The Food and Drug Administration (FDA) regulates pharmaceuticals and products marketed as dietary supplements that contain an active pharmaceutical ingredient. Because only three percent of online pharmacies reviewed by the National Association of Boards of Pharmacy are in compliance with U.S. pharmacy laws and practice standards, purchasing controlled substances through online vendors is risky not only for the consumer’s health, but also their wallet.

“The FDA is concerned about the illegal importation of prescription medications as these drug products may pose a significant risk to public health. Like the products seized by our partners at CBP, these products are not always made under good manufacturing practice (GMP) conditions,” said Assistant Commissioner for Import Operations Dan Solis. “All prescription products should only be used under the supervision of medical professionals able to identify appropriate products for patients and monitor for potential side effects.
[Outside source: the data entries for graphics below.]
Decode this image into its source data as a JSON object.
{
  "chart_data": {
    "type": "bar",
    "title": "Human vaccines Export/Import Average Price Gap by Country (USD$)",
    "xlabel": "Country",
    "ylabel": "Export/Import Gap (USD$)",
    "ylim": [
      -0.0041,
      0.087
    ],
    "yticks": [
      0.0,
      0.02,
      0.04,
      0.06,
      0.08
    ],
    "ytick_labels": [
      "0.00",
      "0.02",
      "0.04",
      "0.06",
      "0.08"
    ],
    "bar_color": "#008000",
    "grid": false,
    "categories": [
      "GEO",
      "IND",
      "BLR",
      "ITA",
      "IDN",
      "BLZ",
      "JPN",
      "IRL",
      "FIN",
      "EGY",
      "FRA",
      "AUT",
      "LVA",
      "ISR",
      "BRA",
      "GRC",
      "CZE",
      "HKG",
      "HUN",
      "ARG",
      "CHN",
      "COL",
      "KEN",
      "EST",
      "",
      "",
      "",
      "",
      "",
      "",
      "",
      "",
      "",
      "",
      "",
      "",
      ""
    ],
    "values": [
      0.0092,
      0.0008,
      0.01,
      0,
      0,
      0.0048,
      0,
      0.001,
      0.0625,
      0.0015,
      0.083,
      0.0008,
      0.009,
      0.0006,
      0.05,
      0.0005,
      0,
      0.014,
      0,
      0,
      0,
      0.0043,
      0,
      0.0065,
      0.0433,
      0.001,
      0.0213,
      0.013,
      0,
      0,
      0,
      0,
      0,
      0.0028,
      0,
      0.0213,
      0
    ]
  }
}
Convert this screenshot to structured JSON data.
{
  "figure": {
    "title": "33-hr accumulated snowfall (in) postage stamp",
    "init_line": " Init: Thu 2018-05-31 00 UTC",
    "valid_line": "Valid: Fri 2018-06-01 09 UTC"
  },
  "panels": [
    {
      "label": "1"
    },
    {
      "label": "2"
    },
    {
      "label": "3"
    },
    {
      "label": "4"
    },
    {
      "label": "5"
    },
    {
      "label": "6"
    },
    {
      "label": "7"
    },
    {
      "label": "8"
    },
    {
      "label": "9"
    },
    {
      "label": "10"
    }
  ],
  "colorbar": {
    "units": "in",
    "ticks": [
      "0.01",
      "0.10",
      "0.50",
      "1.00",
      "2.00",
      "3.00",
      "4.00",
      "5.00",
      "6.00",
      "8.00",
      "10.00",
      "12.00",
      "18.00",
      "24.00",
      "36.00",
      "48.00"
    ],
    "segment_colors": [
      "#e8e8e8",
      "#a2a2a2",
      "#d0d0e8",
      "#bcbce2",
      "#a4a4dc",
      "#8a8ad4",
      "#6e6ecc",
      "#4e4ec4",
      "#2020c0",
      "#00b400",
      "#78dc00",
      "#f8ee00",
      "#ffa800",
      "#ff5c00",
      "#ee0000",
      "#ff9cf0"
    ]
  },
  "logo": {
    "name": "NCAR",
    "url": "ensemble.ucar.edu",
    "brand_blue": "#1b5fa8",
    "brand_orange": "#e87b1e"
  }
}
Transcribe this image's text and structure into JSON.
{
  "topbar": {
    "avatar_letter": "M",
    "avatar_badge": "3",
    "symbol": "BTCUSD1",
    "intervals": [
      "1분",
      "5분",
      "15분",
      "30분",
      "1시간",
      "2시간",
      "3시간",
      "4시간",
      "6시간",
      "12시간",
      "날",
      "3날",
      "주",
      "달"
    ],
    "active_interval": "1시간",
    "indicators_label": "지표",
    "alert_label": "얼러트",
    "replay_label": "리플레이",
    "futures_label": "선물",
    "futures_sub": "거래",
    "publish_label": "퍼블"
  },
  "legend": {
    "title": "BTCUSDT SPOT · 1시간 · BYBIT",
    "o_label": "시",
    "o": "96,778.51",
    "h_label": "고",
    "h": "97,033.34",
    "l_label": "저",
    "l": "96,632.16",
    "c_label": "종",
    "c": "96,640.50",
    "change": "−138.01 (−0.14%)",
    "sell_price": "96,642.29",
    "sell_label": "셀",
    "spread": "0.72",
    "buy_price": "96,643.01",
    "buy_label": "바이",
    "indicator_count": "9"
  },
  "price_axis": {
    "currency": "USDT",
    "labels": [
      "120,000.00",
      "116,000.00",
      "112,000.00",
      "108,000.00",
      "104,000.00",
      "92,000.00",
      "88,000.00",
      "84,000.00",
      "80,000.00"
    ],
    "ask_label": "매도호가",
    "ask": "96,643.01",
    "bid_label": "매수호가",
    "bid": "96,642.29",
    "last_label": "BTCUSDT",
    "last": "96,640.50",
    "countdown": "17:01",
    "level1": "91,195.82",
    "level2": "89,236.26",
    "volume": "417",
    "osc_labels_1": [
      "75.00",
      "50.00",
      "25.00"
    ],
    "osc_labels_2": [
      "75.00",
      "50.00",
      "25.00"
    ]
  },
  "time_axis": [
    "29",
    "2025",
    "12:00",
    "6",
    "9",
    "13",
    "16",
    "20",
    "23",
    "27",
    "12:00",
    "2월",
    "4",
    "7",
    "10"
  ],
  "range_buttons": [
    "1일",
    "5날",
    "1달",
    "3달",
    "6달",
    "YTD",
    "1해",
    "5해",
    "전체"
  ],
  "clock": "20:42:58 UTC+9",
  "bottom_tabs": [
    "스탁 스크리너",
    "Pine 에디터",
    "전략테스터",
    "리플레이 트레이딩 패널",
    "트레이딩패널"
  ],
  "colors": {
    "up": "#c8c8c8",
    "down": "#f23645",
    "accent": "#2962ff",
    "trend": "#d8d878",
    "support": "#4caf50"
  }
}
Our strong relationship with CBP enables the kind of collaborative work necessary to best apply each agency’s authority and enforcement tools and prevent potentially dangerous medical products from entering the US.” 

Viagra

E-commerce has expanded foreign sellers’ market access to the United States. However, these sellers may not have all pertinent information to comply with U.S. admissibility law. Additionally, transnational criminal organizations often ship illicit goods to the United States via small packages because of a perceived lower interdiction risk and less severe consequences if the package is interdicted.  As buying habits change and more products are purchased online, it is critical for consumers to be aware of the dangers and complications involved in ordering products such as medication through online sellers.

“Our highly-skilled officers continue to focus on our mission to protect our country and its citizens,” said Port Director Richard Gillespie. “CBP works closely with FDA and other partner agencies to effect this mission and make sure controlled substances with unknown additives or inferior standards do not make their way into American households.”